You might be sitting there wondering to yourself “why is Steven reviewing some random movie from 14 years ago?” The answer comes in the form of the film’s director. Amores Perros was the debut feature by Mexican director Alejandro González Iñárritu. Iñárritu’s latest picture, Birdman, starring Michael Keaton as a forgotten star known mostly for his iconic role as the titular superhero, is the movie I am most looking forward to before the end of the year. What better way to prepare than to revisit Iñárritu’s (divisive) filmography, and possibly temper my expectations for what’s coming by seeing what has come before.
Amores Perros is practically an anthology film, featuring three separate stories connected tangentially through a car crash and other coincidences. The first segment, “Octavio y Susana,” stars Gael García Bernal (in one of his earliest roles, before he added the “Bernal”) as Octavio – the younger brother in a lower-middle class family. Octavio harbors feelings for his brother’s wife, Susana (Vanessa Bauche), but cannot convince her to run away with him. He gets the family dog, Cofi, involved in underground dogfighting as a way to make money. It appears as though Octavio will finally have the means to care for Susana, but his problems quickly escalate, and Octavio finds himself in a dangerous position.
“Octavio y Susana” is the weakest story in the film, as far as I’m concerned. Here Iñárritu quickly establishes that this is the type of film where no one is really a “good guy,” and that includes Octavio. He behaves like a petulant child throughout what is the longest chunk of the movie. There is nothing wrong with an unlikable main character, but at times García Bernal plays the character almost too compassionately. The performance clashes with the character as written in a way that is off-putting. I get that we shouldn’t necessarily root for any of these people, but the idea that everyone does bad things kind of falls apart when I consider the fact that I know a lot of people (most, in fact) who don’t participate in dog-fighting or murder or any of that. Or maybe they do, and they just don’t tell me about it.
Throughout this piece we see a bunch of random characters also hanging around Mexico City, though anyone who has seen any other hyperlinked indie movie from the last 20 years will quickly realize these people aren’t as random as we are led to believe. The connections start to make themselves clear in the second segment, “Daniel y Valeria,” wherein we meet an upper class couple deeply affected by the central car accident. Valeria (Goya Toledo), a famous model, is badly injured in the crash, and her boyfriend, Daniel (Álvaro Guerrero) – who is newly separated from his wife – finds himself playing the role of caretaker in the still-fresh relationship. Their tenuous bond is tested by Valeria’s condition, especially once her dog, Richie, jumps into a hole in the floorboards of their apartment and won’t come back up.

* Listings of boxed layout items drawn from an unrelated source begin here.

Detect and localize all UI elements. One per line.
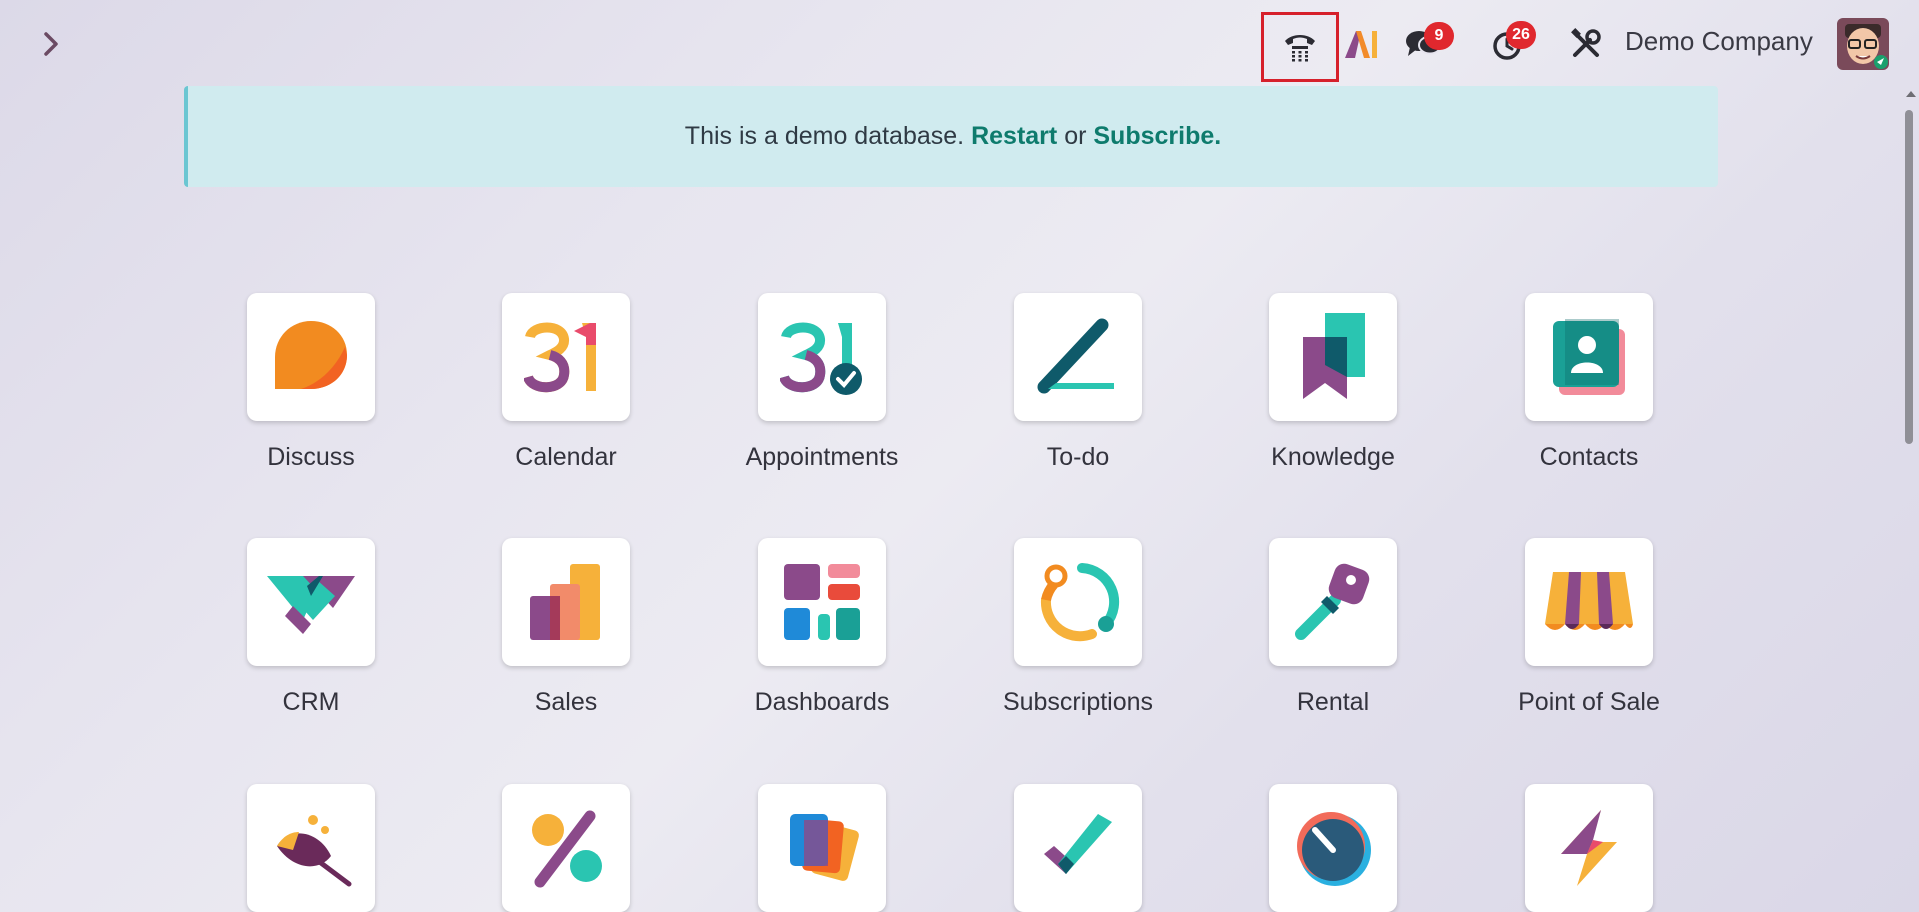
app-tile[interactable] xyxy=(1014,784,1142,912)
app-label: Contacts xyxy=(1539,443,1639,471)
app-label: Sales xyxy=(534,688,598,716)
app-tile[interactable] xyxy=(1269,784,1397,912)
app-tile[interactable] xyxy=(758,784,886,912)
tools-icon xyxy=(1571,28,1601,57)
app-tile[interactable] xyxy=(1269,293,1397,421)
app-tile-row3-4[interactable] xyxy=(958,784,1198,912)
messages-button[interactable]: 9 xyxy=(1396,0,1454,88)
checkmark-icon xyxy=(1044,814,1112,874)
app-label: Point of Sale xyxy=(1518,688,1660,716)
subscriptions-icon xyxy=(1040,563,1120,642)
lightning-icon xyxy=(1561,810,1617,886)
app-rental[interactable]: Rental xyxy=(1213,538,1453,717)
app-dashboards[interactable]: Dashboards xyxy=(702,538,942,717)
gauge-icon xyxy=(1297,812,1371,886)
app-sales[interactable]: Sales xyxy=(446,538,686,717)
sidebar-toggle-button[interactable] xyxy=(38,28,66,60)
banner-text: This is a demo database. xyxy=(684,122,965,150)
demo-database-banner: This is a demo database. Restart or Subs… xyxy=(184,86,1718,187)
app-knowledge[interactable]: Knowledge xyxy=(1213,293,1453,472)
app-label: To-do xyxy=(1046,443,1110,471)
app-tile[interactable] xyxy=(502,293,630,421)
app-label: Dashboards xyxy=(754,688,890,716)
chevron-right-icon xyxy=(44,32,58,56)
ai-button[interactable] xyxy=(1340,0,1384,88)
app-tile-row3-3[interactable] xyxy=(702,784,942,912)
banner-or-text: or xyxy=(1064,122,1087,150)
app-tile[interactable] xyxy=(1525,784,1653,912)
point-of-sale-icon xyxy=(1545,572,1633,630)
app-label: Discuss xyxy=(267,443,355,471)
app-label: CRM xyxy=(282,688,340,716)
subscribe-link[interactable]: Subscribe. xyxy=(1093,122,1221,151)
app-tile-row3-1[interactable] xyxy=(191,784,431,912)
contacts-icon xyxy=(1553,319,1625,395)
app-tile[interactable] xyxy=(1014,293,1142,421)
company-switcher[interactable]: Demo Company xyxy=(1625,26,1813,57)
dashboards-icon xyxy=(784,564,860,640)
app-discuss[interactable]: Discuss xyxy=(191,293,431,472)
scrollbar-thumb[interactable] xyxy=(1905,110,1913,444)
calendar-icon xyxy=(524,322,596,393)
app-tile[interactable] xyxy=(247,538,375,666)
percent-icon xyxy=(532,810,602,888)
messages-count-badge: 9 xyxy=(1424,22,1454,50)
top-navbar: 9 26 Demo Company xyxy=(0,0,1919,88)
app-label: Subscriptions xyxy=(1002,688,1154,716)
activities-button[interactable]: 26 xyxy=(1476,0,1542,88)
app-tile[interactable] xyxy=(247,784,375,912)
app-label: Calendar xyxy=(515,443,617,471)
app-appointments[interactable]: Appointments xyxy=(702,293,942,472)
scroll-up-icon[interactable] xyxy=(1904,88,1918,100)
appointments-icon xyxy=(780,322,862,395)
app-tile[interactable] xyxy=(1014,538,1142,666)
app-tile-row3-6[interactable] xyxy=(1469,784,1709,912)
app-contacts[interactable]: Contacts xyxy=(1469,293,1709,472)
app-label: Appointments xyxy=(745,443,899,471)
activities-count-badge: 26 xyxy=(1506,21,1536,49)
app-tile[interactable] xyxy=(1525,293,1653,421)
app-todo[interactable]: To-do xyxy=(958,293,1198,472)
app-tile[interactable] xyxy=(502,538,630,666)
discuss-icon xyxy=(275,321,347,389)
feather-icon xyxy=(277,815,352,887)
app-calendar[interactable]: Calendar xyxy=(446,293,686,472)
cards-icon xyxy=(790,814,859,881)
app-crm[interactable]: CRM xyxy=(191,538,431,717)
crm-icon xyxy=(267,576,355,634)
app-label: Rental xyxy=(1296,688,1370,716)
app-point-of-sale[interactable]: Point of Sale xyxy=(1469,538,1709,717)
user-avatar-icon xyxy=(1837,18,1889,70)
todo-icon xyxy=(1037,318,1114,394)
debug-tools-button[interactable] xyxy=(1564,0,1608,88)
app-tile[interactable] xyxy=(1525,538,1653,666)
restart-link[interactable]: Restart xyxy=(971,122,1057,151)
ai-icon xyxy=(1345,31,1377,58)
phone-icon xyxy=(1285,35,1315,62)
app-tile[interactable] xyxy=(247,293,375,421)
app-tile-row3-2[interactable] xyxy=(446,784,686,912)
user-avatar[interactable] xyxy=(1837,18,1889,70)
knowledge-icon xyxy=(1303,313,1365,399)
app-tile[interactable] xyxy=(758,538,886,666)
app-tile[interactable] xyxy=(502,784,630,912)
app-tile-row3-5[interactable] xyxy=(1213,784,1453,912)
app-tile[interactable] xyxy=(1269,538,1397,666)
app-label: Knowledge xyxy=(1271,443,1395,471)
rental-icon xyxy=(1295,563,1370,640)
app-subscriptions[interactable]: Subscriptions xyxy=(958,538,1198,717)
app-tile[interactable] xyxy=(758,293,886,421)
sales-icon xyxy=(530,564,600,640)
voip-phone-button[interactable] xyxy=(1261,12,1339,82)
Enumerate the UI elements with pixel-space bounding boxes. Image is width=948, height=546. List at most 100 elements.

“Daniel y Valeria” is the shortest segment, and seems to have the lowest stakes, but Valeria’s slow unraveling and a tonal shift closer to the realm of psychological horror make it a more effective piece of storytelling than the disjointed “Octavio y Susana.”
Unfortunately Iñárritu starts to lose his structure with the final piece: “El Chivo y Maru.” Emilio Echevarría stars as El Chivo, a dog-saturated vagabond and former-revolutionary-and-prisoner-turned-hitman trying to find a way to connect with his daughter Maru (Echevarría’s real-life daughter, Lourdes), who believes him to be dead after he abandoned her as a very young child. The aftermath of the crash and a particularly upsetting assignment get El Chivo thinking about the choices he has made, and whether it isn’t too late to change.
“El Chivo y Maru” is actually the best part of Amores Perros, but it is marred by a re-insertion of Octavio and his people into the narrative. The pay-off to that story does not feel like it belongs in the humorous, introspective final third, and often it seems as though Iñárritu just placed them randomly throughout at the last minute. I can think of no real reason why those scenes wouldn’t be more at home in the “Octavio y Susana” segment.
I suppose the idea is that the connections between the stories will become more obvious, but the themes are readily apparent without the intercutting. The film’s title loosely translates to “Love is a Bitch,” and each piece of the feature contains both of those things: love and dogs. But the love on display is not necessarily positive. Octavio and Susana slowly build a connection, but it is so new that it ultimately doesn’t mean anything. Valeria and Daniel may be in a better place emotionally, but their love is tested so drastically that it almost stands no chance. And El Chivo has been utterly destroyed by the his detachment from what he loved and lost. Ultimately he is the only character who learns to accept what he cannot control, and thus stands a chance of salvaging a little happiness.
Amores Perros is a really strong first film. Even “Octavio y Susana,” which I don’t love from a story perspective, has an undeniably satisfying style. Despite the pieces being on unequal footing, they come together to form a well-made product.